UK Poultry Industry Will Use Only Half Of Emergency Visas For Foreign Workers As Illegal Migrant Crisis Deepens
UK Poultry Industry Will Use Only Half Of Emergency Visas For Foreign Workers, As Illegal Migrant Crisis Deepens
The UK poultry sector expects to use about half of the 5,500 emergency UK work visas announced by the government ahead of its busiest period of the year. With Christmas weeks away, turkey farms have cut production and recruited some workers locally, the FT reports.
Richard Griffiths, chief executive of the British Poultry Council, said producers expected to use about 2,500 to 3,000 short-term visas, mainly for workers from eastern Europe. Griffiths said the take-up of visas had fallen below the 5,500 made available as that figure was based on an estimate from the industry at the start of the year.
The poultry council had sounded the alarm following struggles with recruiting after Brexit cut off the flow of EU workers arriving under free movement. It said last month that British turkey farmers had raised about 1m fewer birds than usual in the face of labour shortages, with EU imports expected to make up the Christmas shortfall. Turkey producer Bernard Matthews is processing visa applications and expects temporary workers to join within three weeks, said a person briefed on the situation. Poultry producers have until November 15 to apply.
Chicken and Turkey prices will rise as inflation soars
Ranjit Boparan, founder of the UK’s largest chicken producer 2 Sisters Food Group, last month welcomed the visas but warned poultry prices would still rise. “Less labour means less choice, core ranges, empty shelves and wage inflation, and this isn’t going to change.”
Abattoirs were also allocated emergency visas after butcher shortages left surplus pigs on farms. They expect to use all 800 visas pledged to the sector to avoid mass culling, said Nick Allen, chief executive of the British Meat Processors Association.
Producers are forced to sending meat abroad processing, and want longer-term access to overseas recruits, who they have struggled to bring in under the new points-based immigration regime.
Interest from the EU workers plus hurdles such as a requirement to provide accommodation are thought to have led to low uptake of the 5,000 three-month, trucker visas that the government announced in September to try to address a chronic shortfall in lorry drivers.
UK prime minister Boris Johnson said shortly after the scheme launched that only 27 tanker drivers had taken up an initial tranche of 300 visas, while the transport department said a further 100 had been taken up by the food and drink sector.

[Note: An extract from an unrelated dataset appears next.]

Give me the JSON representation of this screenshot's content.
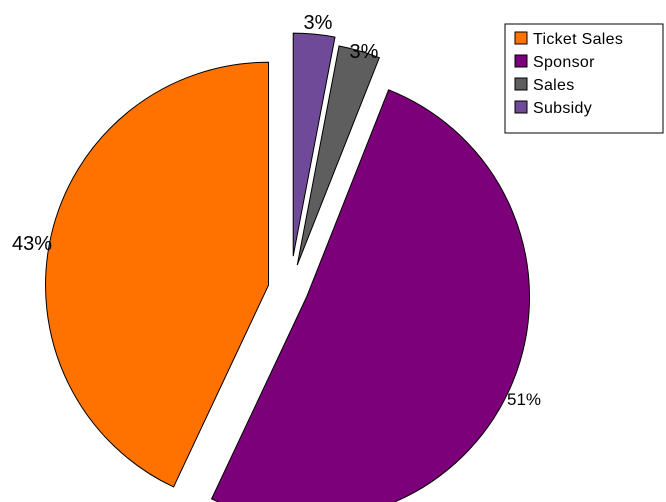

Since then, haulage and logistics groups said the government had not shared data. Duncan Buchanan, director of policy for the Road Haulage Association, said anecdotal evidence from members suggested take-up was low.
The so-called largely media-driven tanker driver crisis, which resulted in queues at petrol station last month has fizzled out. Warnings of Christmas food shortages by supermarket bosses, causing some to panic buy, failed to materialise as consumers ignored the hype. There was plenty of fuel and no empty shelves, but prices are rising.
UK Border Force refuse Home Office orders to turn back migrants crossing the English Channel
As 800 migrants a day cross the channel in small boats to gain illegal entry into the UK, border officials have defied Home Secretary Pritti Patel claiming it will lead to deaths.
The total number of men, women and children arriving from France exceeds 20,000 according to the Home Office.
Smugglers will soon be using much larger vessels capable of carrying 200 passengers across the 21 mile stretch of water separating Britain and France and one of the busiest sea lanes in the world.
Hundreds of thousands of migrants are marching from Africa and the Middle East into Europe and from South America to the U.S., bypassing legal immigration routes, to seek a better life.
The UK is in dispute with France over post-Brexit fishing rights and with the EU on the ongoing issue of the border between member state Irish Republic and Northern Ireland.
The Bank of England has indicated an interest rate rise in “coming months” to combat high inflation but held base rates.
At the Monetary Policy Committee (MPC) on Thursday, policymakers voted 7-2 in favour of no change from the current record low rate of 0.1%.
The UK has resisted calls to hike rates amid market expectations of 4% inflation by the year end.
I would still expect rates to go up to 0.25% before too long to curb inflation in Europe and America where prices are rising by over 5% per annum.
Mortgages will become more expensive in the next few years, something younger borrowers have yet to experience.
US has started ‘tapering’ its $120 billion a month bond purchases by $10 billion, which could signal the end of the longest stock market bull run in recent history.